I went to visit my ancient mother for a few days last week. She made an elaborate fuss over preparing two hard boiled eggs. "I've been making them for 89 years," she said. Acted like there were dozen of steps required. Like a poem about nothing with many stanzas and turns that mean everything. Two or three eggs are mostly all I seem to eat these days. Now and then, maybe a vegetable that ripens underground. While she pestered the water, she smiled like a deaf person at a Tom Verlaine concert—sort of angel seeming--and twice she turned from the gas burner to glance at me in case my lips were moving.
I pawed through her to-be-read collection. Like any true book lover, she had a rich story to explain how each had come into her possession--what led her to purchase the book, what she had for lunch that day, what she had dreamed the night before, who was president at the time. And so I came upon The Truth Will Out: Unmasking the Real Shakespeare, by Brenda James and William D. Rubinstein. From the foreword: "Shakespeare knew well the advantages and dangers of hiding oneself: Imogen, Rosalind, Celia, Julia, Portia, the Duke of Vienna in Measure for Measure, Henry V on the eve of the battle of Agincourt, Kent to protect his beloved Lear, Hamlet to protect himself and, of course, Viola. They all use disguise to protect themselves, discover, test, and prove truths about others, or just get closer to people without being discovered. Shakespeare is the master of hiding and revealing.”
We too agonize over biographical details. We are sometimes astrological, asking contributors to share their signs and rising planets. Or else we can be secretive too, coding a detail intended for an audience of one.
We are mostly readers at Galileo Press. The little writing we do just happens like accidents of destiny. Still, I wish cover letters to us said a few words about what the author is reading, what they just read, what they want to read again. It’s not always about promoting your birdsong or the fish you speared in your beak; it’s also about what you saw on that journey from Venezuela to Florida to the Chesapeake Bay. Sure, tell us about your backyard in a way that only you can write. And then get out. Get out of your backyard and tell us about soaring over the Gulf of Mexico by night. Tell us what you saw, what you hid, what you revealed.

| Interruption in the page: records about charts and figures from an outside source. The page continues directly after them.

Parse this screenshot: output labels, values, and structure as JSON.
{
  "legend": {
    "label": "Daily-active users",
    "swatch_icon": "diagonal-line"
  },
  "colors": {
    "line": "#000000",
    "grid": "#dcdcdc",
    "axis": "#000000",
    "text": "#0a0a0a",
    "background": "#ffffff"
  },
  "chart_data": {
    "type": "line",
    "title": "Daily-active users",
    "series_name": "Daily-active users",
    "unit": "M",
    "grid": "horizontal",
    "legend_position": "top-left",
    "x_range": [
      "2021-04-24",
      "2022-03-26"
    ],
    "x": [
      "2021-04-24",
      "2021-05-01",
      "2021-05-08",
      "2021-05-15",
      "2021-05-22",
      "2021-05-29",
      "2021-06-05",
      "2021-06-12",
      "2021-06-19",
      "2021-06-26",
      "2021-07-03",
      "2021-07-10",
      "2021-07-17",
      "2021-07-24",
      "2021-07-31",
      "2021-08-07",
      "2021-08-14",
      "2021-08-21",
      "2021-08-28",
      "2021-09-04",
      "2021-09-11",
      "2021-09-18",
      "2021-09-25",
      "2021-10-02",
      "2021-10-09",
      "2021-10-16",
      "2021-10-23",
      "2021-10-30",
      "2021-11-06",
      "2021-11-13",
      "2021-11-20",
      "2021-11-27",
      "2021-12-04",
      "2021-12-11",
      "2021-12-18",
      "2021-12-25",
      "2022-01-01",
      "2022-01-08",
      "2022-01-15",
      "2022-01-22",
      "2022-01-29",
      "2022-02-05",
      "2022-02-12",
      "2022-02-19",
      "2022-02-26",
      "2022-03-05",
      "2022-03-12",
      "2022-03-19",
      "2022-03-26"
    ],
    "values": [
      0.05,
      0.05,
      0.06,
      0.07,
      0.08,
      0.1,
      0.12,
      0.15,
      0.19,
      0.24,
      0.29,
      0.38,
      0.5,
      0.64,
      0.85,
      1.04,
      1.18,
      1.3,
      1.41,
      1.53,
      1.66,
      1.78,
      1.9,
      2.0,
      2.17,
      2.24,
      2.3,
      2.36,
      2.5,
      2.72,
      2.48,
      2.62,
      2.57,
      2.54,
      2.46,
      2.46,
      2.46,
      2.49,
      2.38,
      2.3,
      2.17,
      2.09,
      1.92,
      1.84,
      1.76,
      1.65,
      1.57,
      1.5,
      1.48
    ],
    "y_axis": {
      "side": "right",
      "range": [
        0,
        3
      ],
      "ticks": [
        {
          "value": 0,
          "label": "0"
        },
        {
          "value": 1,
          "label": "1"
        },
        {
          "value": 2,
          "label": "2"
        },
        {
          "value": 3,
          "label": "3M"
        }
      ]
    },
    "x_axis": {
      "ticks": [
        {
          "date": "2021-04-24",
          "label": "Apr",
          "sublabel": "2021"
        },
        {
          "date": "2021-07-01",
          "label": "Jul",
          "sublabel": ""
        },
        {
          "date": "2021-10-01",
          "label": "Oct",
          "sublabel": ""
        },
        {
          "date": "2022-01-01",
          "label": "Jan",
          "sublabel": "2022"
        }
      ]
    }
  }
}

The last days of April and the first days of May are a frantic theater fortnight. It’s the last chance for plays and musicals to be considered for the Tonys. We’re excited for Caitlin Stephens, one of our one-minute playwrights whose Lincoln Center debut was May 5 for her full length comic drama Five Models in Ruins, 1981. Elizabeth Marvel stars, Morgan Green directs. Last year, The New Yorker described Stephens as “tasteless, immoral, and artistically hazardous.” Stephens made baseball hats with that smear. Like Tom and his bassist Fred Smith, the way she combines angular guitar artistry with conventional anchoring is exactly what we want in our one minutes.
We’re open for our annual manuscript submissions and as usual we don’t know exactly what we’re looking for. One thing is certain: we meet some of our authors in the lobby and we meet some of them in the alley out back. Wherever you’re most comfortable, we’ll meet you there. If you’re sending us a collection of poems or stories or anything please let us know if we can consider any unpublished remnants for the magazine as well. And tell us what you’re reading.
If you need me I’ll be eating a radish.
This made me laugh!!! And I haven't been laughing lately. I don't know why. Life seems hard right now. I haven't needed to speak with you so I haven't bothered your radish-eating: that crisp white- and-red, hot and spicy! I hope it was magnificent!!!!
This is one of the most wonderful pieces you've ever written--"vegetables that ripen underground." I'm going to be smiling about that all day.